“How do you know I dare—”
“I don’t know—that you dare!”
“I know that you have a great heart and that I love you,” he said.
She turned quickly toward the bridge as though to retrace her steps.
“I can’t be paid for a slight, a very slight service by fair words, Mr. Armitage. If you knew why I came—”
“If I dared think or believe or hope—”
“You will dare nothing of the kind, Mr. Armitage!” she replied; “but I will tell you, that I came out of ordinary Christian humanity. The idea of friends, of even slight acquaintances, being assassinated in these Virginia hills does not please me.”
“How do you classify me, please—with friends or acquaintances?”
He laughed; then the gravity of what she was doing changed his tone.
“I am John Armitage. That is all you know, and yet you hazard your life to warn me that I am in danger?”
“If you called yourself John Smith I should do exactly the same thing. It makes not the slightest difference to me who or what you are.”
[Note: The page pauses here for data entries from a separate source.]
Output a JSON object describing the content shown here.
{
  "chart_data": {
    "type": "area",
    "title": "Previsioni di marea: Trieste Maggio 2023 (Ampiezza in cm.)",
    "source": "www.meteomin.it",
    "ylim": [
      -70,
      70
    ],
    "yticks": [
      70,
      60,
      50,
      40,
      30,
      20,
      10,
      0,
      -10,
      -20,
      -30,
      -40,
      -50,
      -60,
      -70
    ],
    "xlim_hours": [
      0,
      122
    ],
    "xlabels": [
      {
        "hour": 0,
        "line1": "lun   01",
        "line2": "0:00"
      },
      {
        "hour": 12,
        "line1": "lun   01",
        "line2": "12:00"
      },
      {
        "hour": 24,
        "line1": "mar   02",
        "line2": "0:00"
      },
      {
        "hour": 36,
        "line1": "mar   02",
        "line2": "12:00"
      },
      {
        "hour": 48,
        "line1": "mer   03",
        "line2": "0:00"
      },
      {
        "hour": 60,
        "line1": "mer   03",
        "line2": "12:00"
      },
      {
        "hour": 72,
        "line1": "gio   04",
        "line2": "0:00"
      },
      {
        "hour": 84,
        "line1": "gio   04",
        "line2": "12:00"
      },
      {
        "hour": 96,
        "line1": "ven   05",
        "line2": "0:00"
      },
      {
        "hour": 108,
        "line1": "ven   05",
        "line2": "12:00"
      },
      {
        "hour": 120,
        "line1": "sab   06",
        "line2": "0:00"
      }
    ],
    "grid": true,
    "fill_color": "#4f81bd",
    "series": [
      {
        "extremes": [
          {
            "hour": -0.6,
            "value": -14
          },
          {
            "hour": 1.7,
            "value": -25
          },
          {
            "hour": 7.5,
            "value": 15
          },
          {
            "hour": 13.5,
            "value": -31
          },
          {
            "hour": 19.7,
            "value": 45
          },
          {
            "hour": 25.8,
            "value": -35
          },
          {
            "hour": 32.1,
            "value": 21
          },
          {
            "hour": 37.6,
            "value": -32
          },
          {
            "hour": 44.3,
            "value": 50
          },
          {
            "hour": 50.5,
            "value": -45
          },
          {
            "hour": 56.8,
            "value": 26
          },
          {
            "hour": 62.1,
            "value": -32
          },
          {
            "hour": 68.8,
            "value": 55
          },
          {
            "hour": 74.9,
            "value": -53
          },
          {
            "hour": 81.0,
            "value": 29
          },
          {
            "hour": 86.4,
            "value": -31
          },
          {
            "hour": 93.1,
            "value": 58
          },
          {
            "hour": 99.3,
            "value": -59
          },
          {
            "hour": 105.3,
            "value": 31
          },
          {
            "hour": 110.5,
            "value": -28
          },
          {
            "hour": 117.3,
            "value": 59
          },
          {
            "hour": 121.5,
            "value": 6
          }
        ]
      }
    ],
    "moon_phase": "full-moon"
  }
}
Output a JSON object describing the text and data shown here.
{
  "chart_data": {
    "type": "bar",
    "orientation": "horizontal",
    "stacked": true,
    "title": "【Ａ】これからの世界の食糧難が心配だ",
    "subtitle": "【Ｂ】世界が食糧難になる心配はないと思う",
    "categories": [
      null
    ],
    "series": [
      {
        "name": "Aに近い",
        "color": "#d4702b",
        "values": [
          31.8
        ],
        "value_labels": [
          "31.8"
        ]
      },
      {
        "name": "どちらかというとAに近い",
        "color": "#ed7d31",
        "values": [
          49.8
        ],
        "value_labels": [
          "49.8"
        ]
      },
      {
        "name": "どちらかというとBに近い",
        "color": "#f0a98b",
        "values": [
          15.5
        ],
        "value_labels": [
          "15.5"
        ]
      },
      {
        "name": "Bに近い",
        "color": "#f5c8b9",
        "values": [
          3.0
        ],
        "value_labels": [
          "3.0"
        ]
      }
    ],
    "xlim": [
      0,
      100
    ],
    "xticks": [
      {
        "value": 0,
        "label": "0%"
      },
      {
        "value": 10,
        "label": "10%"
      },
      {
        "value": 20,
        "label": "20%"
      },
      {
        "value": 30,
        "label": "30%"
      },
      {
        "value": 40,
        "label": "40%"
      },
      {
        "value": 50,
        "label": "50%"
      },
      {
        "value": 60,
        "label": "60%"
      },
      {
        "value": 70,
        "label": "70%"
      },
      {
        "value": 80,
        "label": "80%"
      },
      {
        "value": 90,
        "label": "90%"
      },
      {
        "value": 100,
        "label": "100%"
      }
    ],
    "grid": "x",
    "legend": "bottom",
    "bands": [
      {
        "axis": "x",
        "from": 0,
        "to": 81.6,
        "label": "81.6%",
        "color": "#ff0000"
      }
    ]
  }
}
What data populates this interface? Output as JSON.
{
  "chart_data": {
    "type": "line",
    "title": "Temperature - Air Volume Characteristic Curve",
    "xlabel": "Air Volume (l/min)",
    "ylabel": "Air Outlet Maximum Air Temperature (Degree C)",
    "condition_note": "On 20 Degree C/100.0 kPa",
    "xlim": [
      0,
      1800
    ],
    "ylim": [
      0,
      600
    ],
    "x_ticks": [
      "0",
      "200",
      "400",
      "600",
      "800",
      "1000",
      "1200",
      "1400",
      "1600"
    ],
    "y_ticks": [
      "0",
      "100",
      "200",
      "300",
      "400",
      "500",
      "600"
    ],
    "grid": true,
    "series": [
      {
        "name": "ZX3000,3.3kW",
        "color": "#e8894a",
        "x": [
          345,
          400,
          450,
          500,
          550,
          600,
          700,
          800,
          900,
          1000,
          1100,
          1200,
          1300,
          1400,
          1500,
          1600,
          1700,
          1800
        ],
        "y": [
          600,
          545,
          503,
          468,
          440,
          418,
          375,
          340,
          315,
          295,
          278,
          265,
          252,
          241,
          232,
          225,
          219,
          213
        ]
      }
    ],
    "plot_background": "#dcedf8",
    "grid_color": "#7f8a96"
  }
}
“You are explicit!” he laughed. “I don’t hesitate to tell you that I value your life much higher than you do.”
“That is quite unnecessary. It may amuse you to know that, as I am a person of little curiosity, I am not the least concerned in the solution of—of—what might be called the Armitage riddle.”
“Oh; I’m a riddle, am I?”
“Not to me, I assure you! You are only the object of some one’s enmity, and there’s something about murder that is—that isn’t exactly nice! It’s positively unesthetic.”
She had begun seriously, but laughed at the absurdity of her last words.
“You are amazingly impersonal. You would save a man’s life without caring in the least what manner of man he may be.”
“You put it rather flatly, but that’s about the truth of the matter. Do you know, I am almost afraid—”
“Not of me, I hope—”
“Certainly not. But it has occurred to me that you may have the conceit of your own mystery, that you may take rather too much pleasure in mystifying people as to your identity.”
“That is unkind,—that is unkind,” and he spoke without resentment, but softly, with a falling cadence.
He suddenly threw down the hat he had held in his hand, and extended his arms toward her.
“You are not unkind or unjust. You have a right to know who I am and what I am doing here. It seems an impertinence to thrust my affairs upon you; but if you will listen I should like to tell you—it will take but a moment—why and what—”
“Please do not! As I told you, I have no curiosity in the matter. I can’t allow you to tell me; I really don’t want to know!”
“I am willing that every one should know—to-morrow—or the day after—not later.”
She lifted her head, as though with the earnestness of some new thought.